Long-Term Services Health Reform Provisions:
The State Balancing Incentives Payment Program
What it is
A temporary program that provides qualifying states with either a 2 or a 5 percentage point increase in their federal match for Medicaid Home- and Community-Based Services (HCBS) costs. Participating states must make certain program changes designed to increase use of HCBS in Medicaid. This program runs from October 1, 2011 through September 30, 2015. The Department of Health and Human Services (HHS) has a maximum of $3 billion available for this program.
This applies to a state’s existing HCBS Medicaid program and makes no changes in eligibility or benefits provided through Medicaid.
States eligible for added payments
States where less than 50 percent of Medicaid long-term services spending for fiscal year 2009 was on non-institutional care are eligible for Balancing Incentive payments.
Medicaid services that are considered to be non-institutional services for purposes of the program include: home health care; HCBS waivers provided under 1915(c), (d), or (i) or under an 1115 demonstration project; personal care services; certain PACE program services; and 1915(j) self-directed personal assistance services.
Application and target percentages: States must submit an application with a budget and plan for increasing Medicaid HCBS spending to a target percentage by September 30, 2015. The target percentages are:
- 25 percent, if Medicaid HCBS spending was less than 25 percent in 2009, or
- 50 percent for other balancing incentive states.
Administrative changes: Within six months of applying, the state must institute administrative changes designed to increase HCBS use in Medicaid, including:
- “No-wrong door single entry point system” that will enable consumers to gain access to all long-term services through a single point where they will receive information on services available and referral services and will receive an assessment to determine financial and functional eligibility for various programs.
- "Conflict-free" case management to develop individual service plans and to arrange for and conduct ongoing monitoring of services (i.e., no conflict of interest regarding the case manager and the service providers).
- Core standardized assessment instrument to be used statewide to determine eligibility and appropriate services.

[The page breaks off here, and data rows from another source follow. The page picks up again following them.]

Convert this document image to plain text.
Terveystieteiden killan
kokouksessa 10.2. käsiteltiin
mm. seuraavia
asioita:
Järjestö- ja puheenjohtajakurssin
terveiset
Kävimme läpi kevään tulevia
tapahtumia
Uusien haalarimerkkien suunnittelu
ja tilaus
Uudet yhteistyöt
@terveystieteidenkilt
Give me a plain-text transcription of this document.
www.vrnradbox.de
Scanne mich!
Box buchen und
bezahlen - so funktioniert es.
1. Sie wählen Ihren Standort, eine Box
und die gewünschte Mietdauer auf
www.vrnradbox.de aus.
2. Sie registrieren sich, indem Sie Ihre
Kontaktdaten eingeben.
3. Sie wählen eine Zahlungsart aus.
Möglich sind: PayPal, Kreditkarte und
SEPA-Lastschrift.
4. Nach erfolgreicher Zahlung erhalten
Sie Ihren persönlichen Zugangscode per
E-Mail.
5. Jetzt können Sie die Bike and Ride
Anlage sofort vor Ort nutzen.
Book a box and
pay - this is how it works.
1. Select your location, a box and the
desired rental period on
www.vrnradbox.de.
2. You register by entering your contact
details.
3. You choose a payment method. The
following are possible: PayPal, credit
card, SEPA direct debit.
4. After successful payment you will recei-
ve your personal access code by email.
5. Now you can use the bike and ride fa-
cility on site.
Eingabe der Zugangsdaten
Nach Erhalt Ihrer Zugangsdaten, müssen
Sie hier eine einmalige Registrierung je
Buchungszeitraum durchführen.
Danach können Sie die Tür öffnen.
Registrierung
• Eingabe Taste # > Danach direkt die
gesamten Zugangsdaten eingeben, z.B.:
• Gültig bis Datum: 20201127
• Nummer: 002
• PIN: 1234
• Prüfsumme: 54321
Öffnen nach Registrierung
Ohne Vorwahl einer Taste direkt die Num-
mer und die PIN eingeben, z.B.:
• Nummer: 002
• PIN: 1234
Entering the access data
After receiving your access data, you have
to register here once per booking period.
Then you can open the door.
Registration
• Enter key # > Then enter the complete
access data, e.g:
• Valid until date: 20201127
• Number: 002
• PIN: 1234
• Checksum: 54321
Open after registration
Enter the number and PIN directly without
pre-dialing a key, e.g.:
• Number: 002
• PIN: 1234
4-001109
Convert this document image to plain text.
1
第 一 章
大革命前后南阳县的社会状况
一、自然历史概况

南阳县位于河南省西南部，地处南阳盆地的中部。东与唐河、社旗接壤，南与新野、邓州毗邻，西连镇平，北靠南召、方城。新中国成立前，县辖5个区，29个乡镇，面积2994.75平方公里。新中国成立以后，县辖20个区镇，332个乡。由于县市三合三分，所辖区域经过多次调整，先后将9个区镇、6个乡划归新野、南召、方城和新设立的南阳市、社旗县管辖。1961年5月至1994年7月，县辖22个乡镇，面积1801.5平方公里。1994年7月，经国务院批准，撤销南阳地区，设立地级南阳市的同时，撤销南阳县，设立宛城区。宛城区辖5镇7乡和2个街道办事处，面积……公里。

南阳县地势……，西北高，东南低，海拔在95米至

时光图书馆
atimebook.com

Reporting: States must report services and quality data and report on outcomes measures for non-institutional Medicaid long-term services.
Maintenance of Effort: Maintain 2009 eligibility levels for all non-institutional Medicaid services for which the states will get an added federal payment percentage (see below).
Added Federal Payment (FMAP) Increase
Balancing incentive payments will be based on state expenditures for the non-institutional services (see “States eligible for added payments,” above, for included services). All payments must be used to expand Medicaid non-institutional long-term services.
- States that use less than 25 percent of Medicaid long-term services spending on non-institutional care in 2009 will be eligible for a 5 percentage point FMAP increase, applied to state non-institutional care spending in Medicaid.
- States with spending of at least 25 percent but less than 50 percent are eligible for a 2 percentage point FMAP increase.
Why this is important
The administrative changes required by this program have been used in some states. They are associated with an increase in the use of non-institutional services in Medicaid and, over time, they reduce the growth in Medicaid long-term care spending. However, making those administrative changes can cost money. The added FMAP payment will help states make these changes and strengthen home- and community-based-services in their state.